“Giving oneself up to sleep can constitute the worst of abandonments,” writes Jean-Louis Chretien (Hand to Hand), “wherein we abandon another person to his solitude and his distress by withdrawing ourselves from the common world and from our community with him. Our eyelids close upon our weary gaze, and our ears become deaf to the other’s voice. One can thus leave someone without even moving away simply by dozing off. The being who is asleep, however physically close he may be, stays in the inaccessible distance of his withdrawal.”

Chretien analyzes paintings of sleep—the disciples in Gethsemane, sleeping figures in depictions of ancient myths, the sleep of Noah. Bellini's painting of Ham spying on his naked father highlights the vulnerability and shame of sleep.

The “obscene” sleep of Noah “reveals a fragility of the human body abandoned, offered, and exposed without measure to the gaze and the mockery of others, deprived of any possibility of withdrawal or resistance.” Noah's “is the body of a victim. Not the victim of an act of violence, but of a gaze that causes shame. To have been, without knowing it and despite oneself, an object of mockery for others is the extremity of shame.”

By showing Ham's brothers, the painting “juxtaposes the two possibilities open to us in front of this exposition of a defenseless body: that of a sense of decency, which does not want to see anything that the other did not want to show, a filiality that can be universalized, in which the sons become themselves paternal with regard to the father delivered up to outrage; or the complete opposite possibility of a mockery that causes shame, and spreads it.”

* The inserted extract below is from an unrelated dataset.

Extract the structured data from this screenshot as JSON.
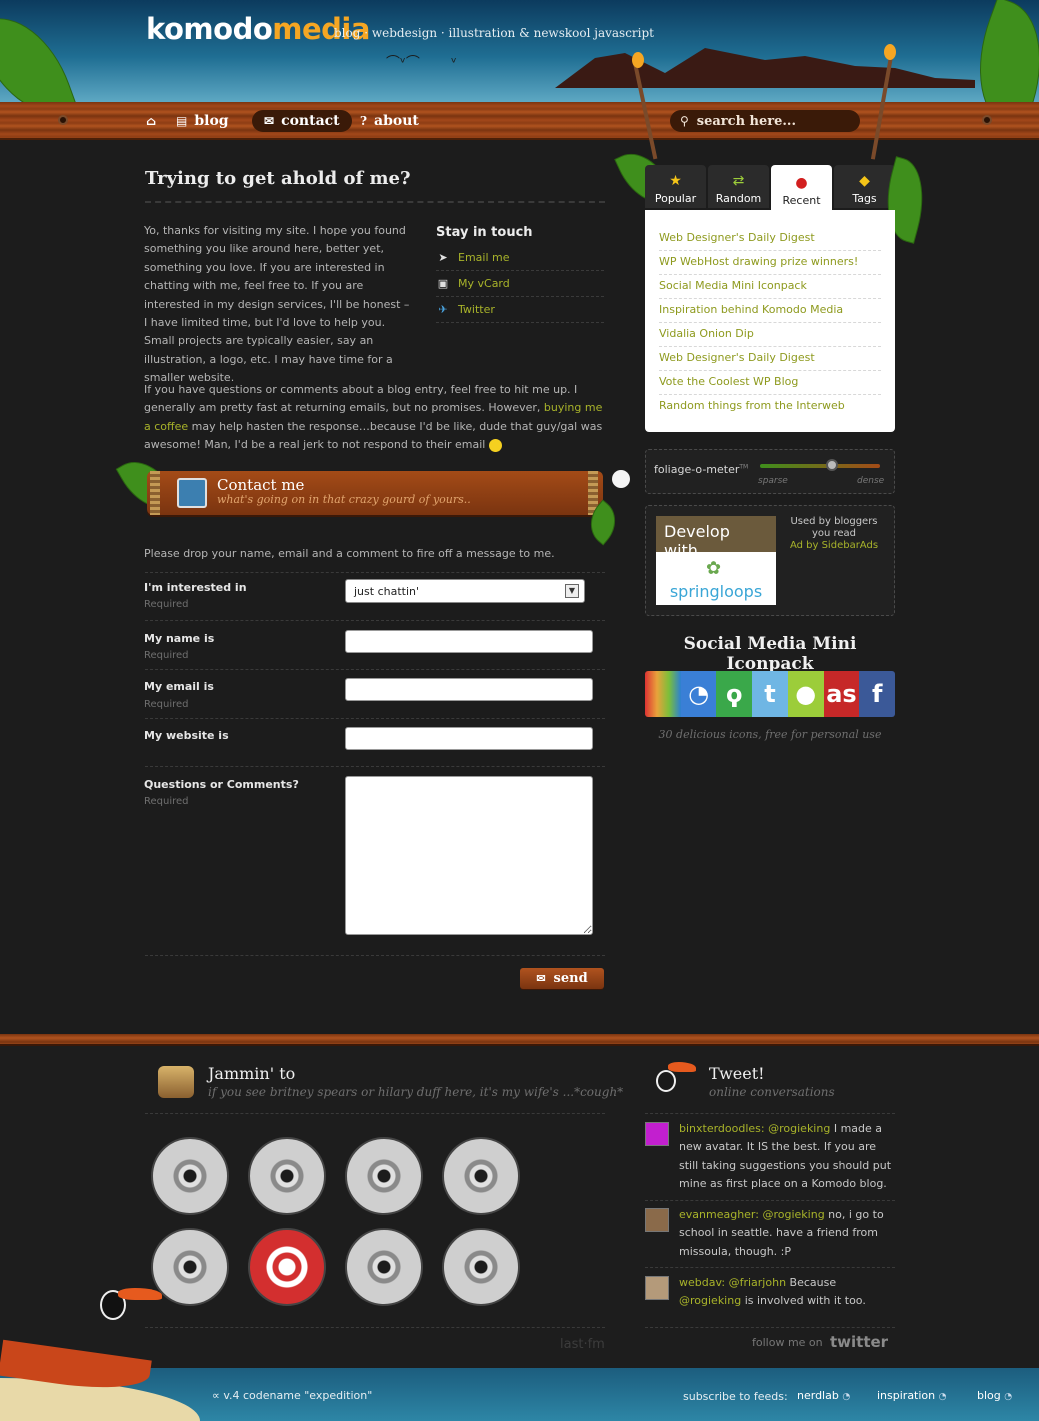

If sleep exposes us to the possibility of shame, it also involves the shedding of protections and masks. Noah is sleeping and naked, doubly vulnerable: “To fall asleep is for all intents and purposes to deliver oneself up to others. But this delivery can also be a way to rely upon the other, for example, to rely upon his respect, a respect all the more great in that we are precisely no longer in a position to command it or to make it prevail. The nudity of man is one, here, with his fragility, but also with trust.”